Wie vor einigen Tagen bekannt wurde, plant der Glücksspielkonzern Flutter Entertainment die Einführung einer monatlichen Verlustgrenze für junge Gambler. Demnach soll für alle Spielerinnen und Spieler unter 25 Jahren ein monatliches Einzahlungs- bzw. Verlustlimit von 500 Euro oder 500 GBP gelten. Aber wie sinnvoll ist eine solch pauschale Verlustgrenze für U25-Spieler?

Erst Anfang dieses Jahres berichteten wir über die Millionenspenden für die Spielsuchthilfe BeGambleAware. Hier führte die Flutter Entertainment plc die Liste der großzügigsten Spender an. Wie das Wirtschaftsportal MarketScreener nun vor einigen Tagen berichtete, plant der Glücksspielkonzern die Einführung einer Verlustgrenze in Höhe von 500 Euro pro Spieler und Monat.

Flutter Entertainment will jüngere Kunden schützen

Um seine jungen Spieler im Alter von bis zu 25 Jahren besser vor den Gefahren des Glücksspiels schützen zu können, soll die 500 Euro-Verlustgrenze eingeführt werden. Der irische Glücksspielkonzern hat ohne staatliche Verpflichtung freiwillig eine solche Richtlinie auf den Weg gebracht. Diese soll für alle Spieler unter 25 Jahren in Großbritannien und Irland gelten. Unter anderem gehören Betfair, Paddy Power und Sky Betting & Gaming zur Flutter Entertainment plc. Die neue 500 Euro-Verlustgrenze wird bei diesen und weiteren Marken des Unternehmens automatisch eingeführt. Geplant ist, dass die Verlustgrenze ab Ende 2021 oder Anfang 2022 in Kraft tritt.
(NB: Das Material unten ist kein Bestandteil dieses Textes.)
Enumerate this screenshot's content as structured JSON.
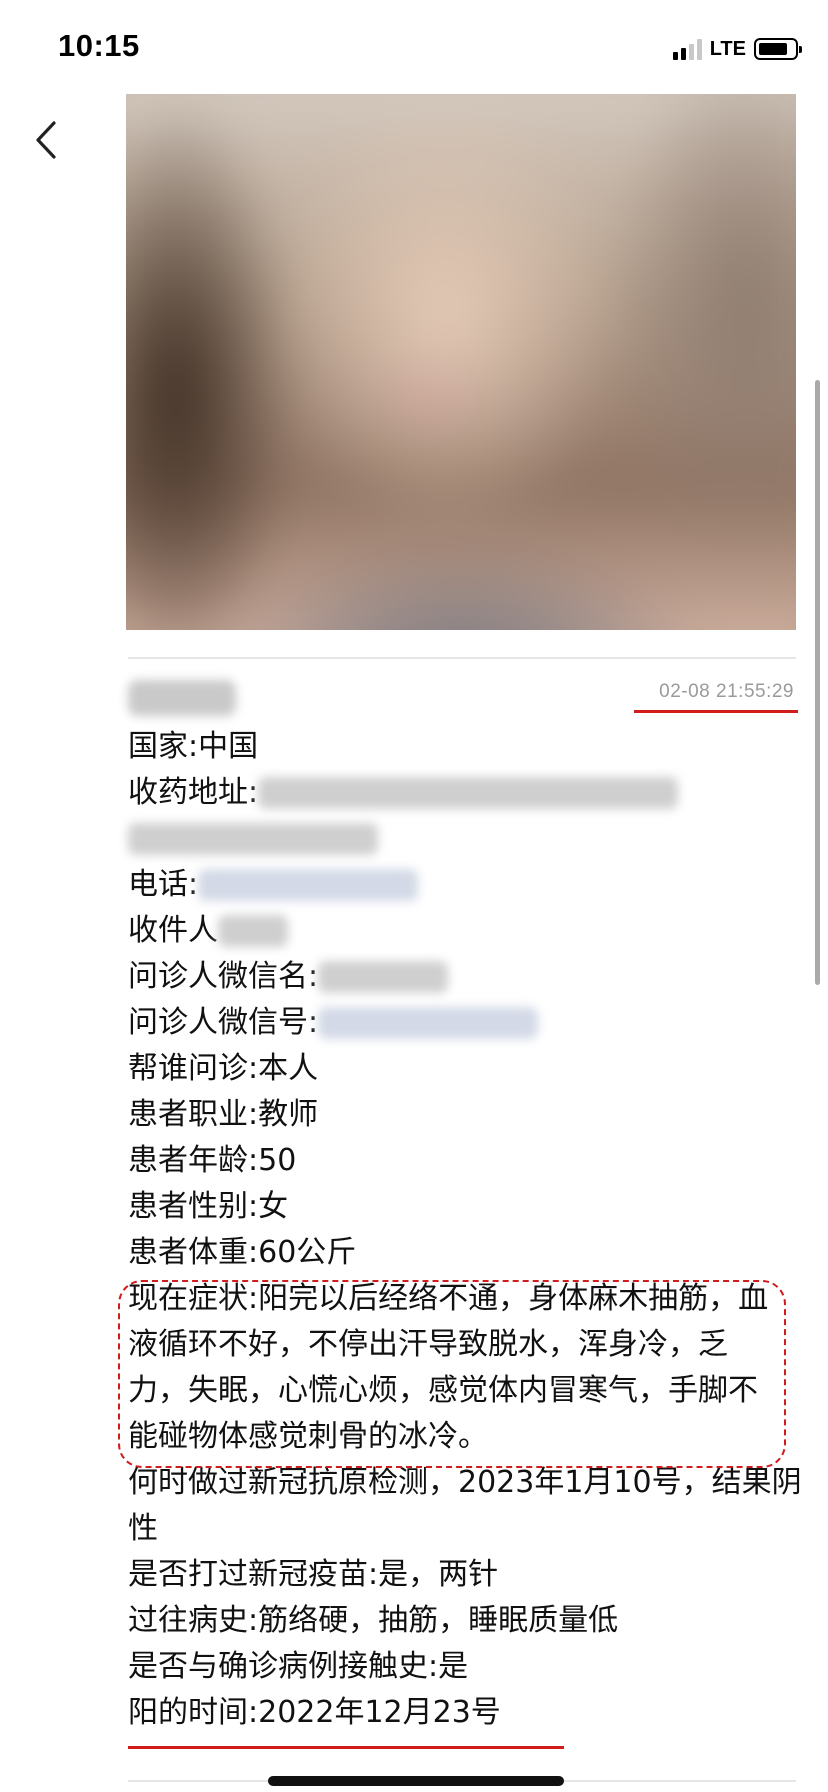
{
  "status_bar": {
    "time": "10:15",
    "network": "LTE",
    "signal_bars_filled": 2,
    "signal_bars_total": 4
  },
  "message": {
    "timestamp": "02-08 21:55:29",
    "fields": {
      "country": "国家:中国",
      "address_label": "收药地址:",
      "phone_label": "电话:",
      "recipient_label": "收件人",
      "wechat_name_label": "问诊人微信名:",
      "wechat_id_label": "问诊人微信号:",
      "consult_for": "帮谁问诊:本人",
      "occupation": "患者职业:教师",
      "age": "患者年龄:50",
      "gender": "患者性别:女",
      "weight": "患者体重:60公斤",
      "symptoms": "现在症状:阳完以后经络不通，身体麻木抽筋，血液循环不好，不停出汗导致脱水，浑身冷，乏力，失眠，心慌心烦，感觉体内冒寒气，手脚不能碰物体感觉刺骨的冰冷。",
      "antigen_test": "何时做过新冠抗原检测，2023年1月10号，结果阴性",
      "vaccinated": "是否打过新冠疫苗:是，两针",
      "history": "过往病史:筋络硬，抽筋，睡眠质量低",
      "contact": "是否与确诊病例接触史:是",
      "positive_date": "阳的时间:2022年12月23号"
    }
  },
  "colors": {
    "annotation_red": "#d11c1c",
    "timestamp_gray": "#9a9a9a"
  }
}
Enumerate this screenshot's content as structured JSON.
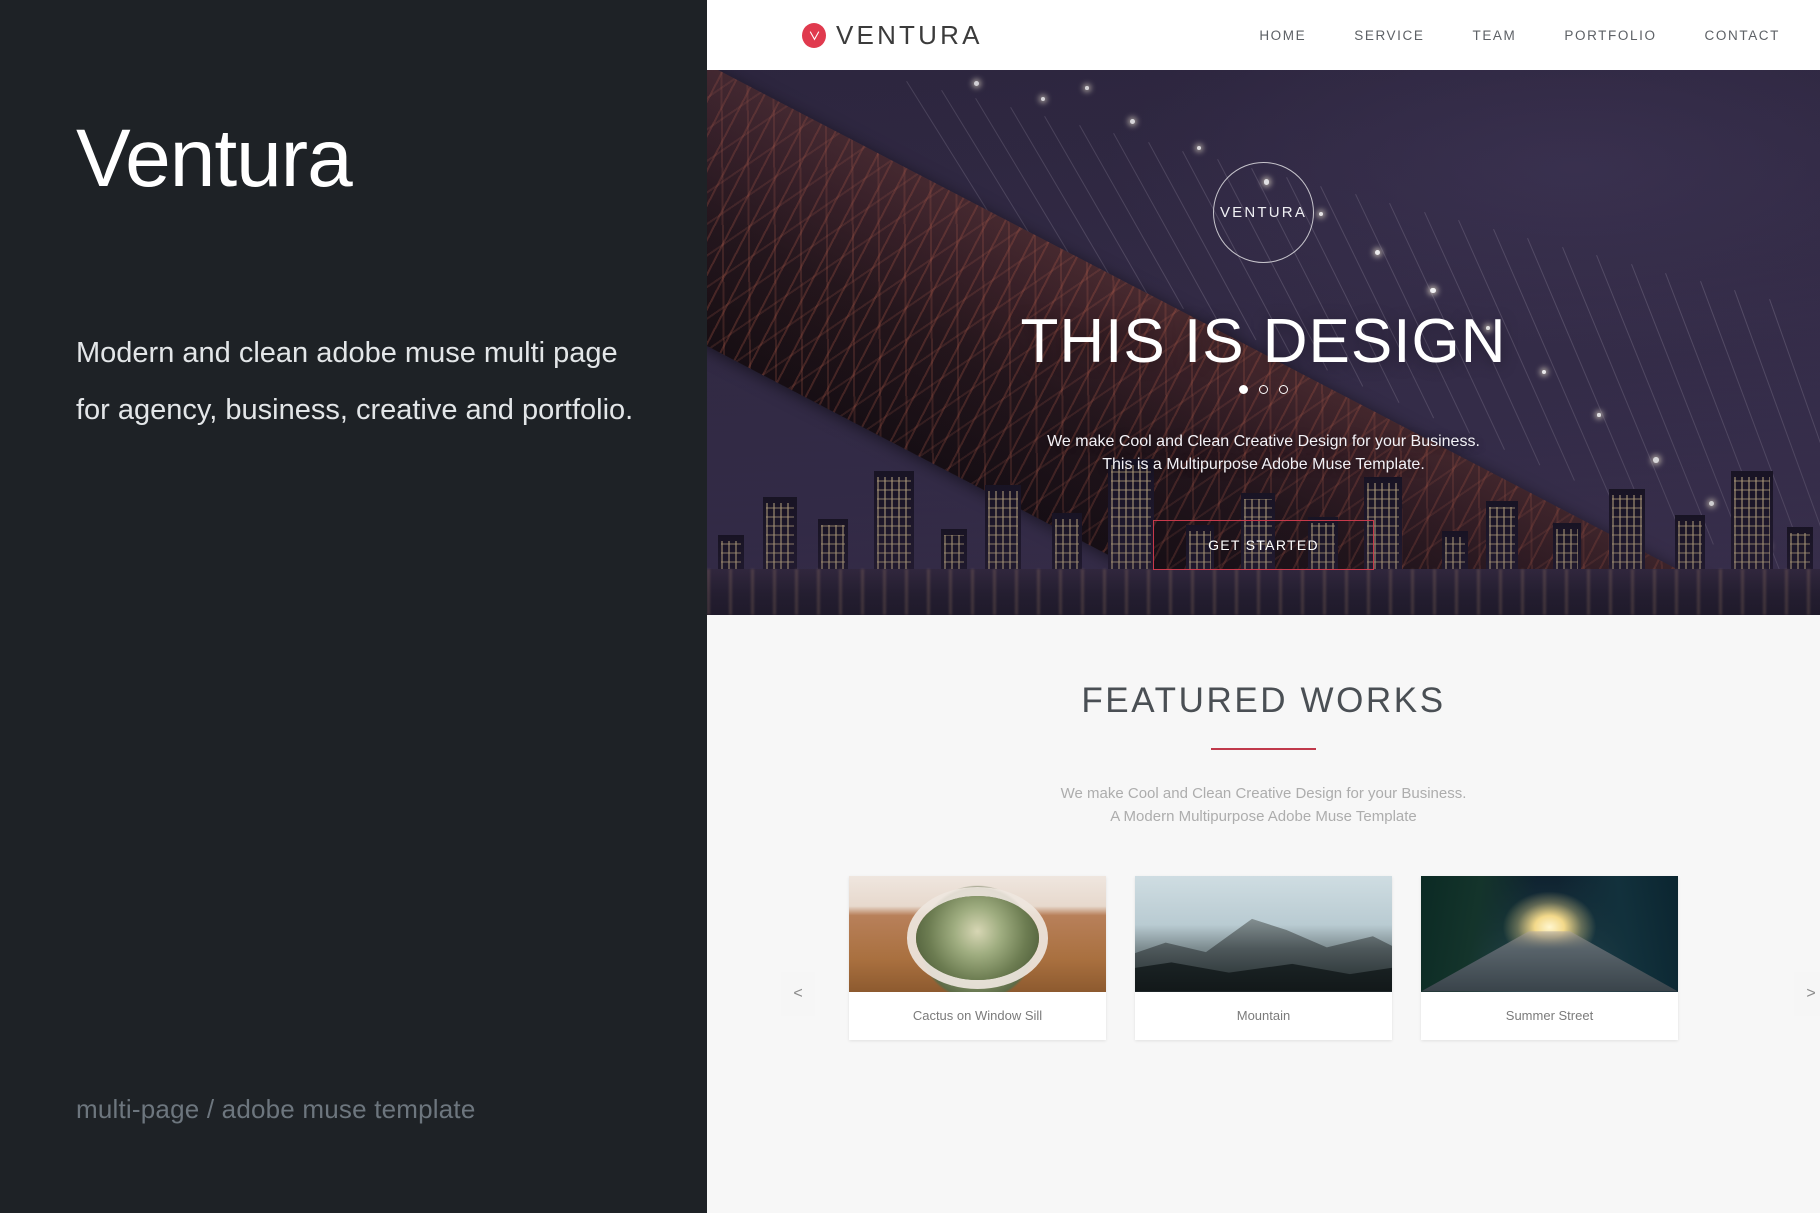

Trotzdem haben junge Spieler unter bestimmten Umständen dann noch die Möglichkeit, mehr Geld einzusetzen. Dazu müssen sie der Flutter Entertainment plc allerdings entsprechende Einkommensnachweise vorlegen können, aus denen hervorgeht, dass sie sich höhere Einzahlungen und Verluste auch leisten können. Bislang gibt es noch kein anderes Glücksspielunternehmen, welches für seine Kunden pauschale Einsatz- bzw. Verlustlimits auf freiwilliger Basis einführt.

Flutter Entertainment ist ein börsennotierter Glücksspielkonzern mit über 9.000 Mitarbeitern. Zuletzt erwirtschaftete das Unternehmen einen Jahresumsatz in Höhe von 2,1 Milliarden GBP. Den Großteil des Umsatzes erwirtschaftet Flutter Entertainment dabei im Vereinigten Königreich, in Irland und in Australien. Der Hauptsitz befindet sich in der irischen Hauptstadt Dublin.

Sind jüngere Menschen wirklich risikobereiter?

Der Glücksspielgigant begründet diesen Schritt damit, dass jüngere Menschen grundsätzlich risikobereiter sind. Aus demselben Grund sind Kfz-Versicherungen für junge Menschen in der Regel teurer, da diese aufgrund der hohen Risikobereitschaft mehr Unfälle verursachen.

Interessant ist in diesem Zusammenhang, dass in einer unternehmensinternen Umfrage herausgekommen ist, dass 78 % der befragten 18- bis 24-Jährigen die Einführung einer solchen Verlustgrenze befürwortet haben.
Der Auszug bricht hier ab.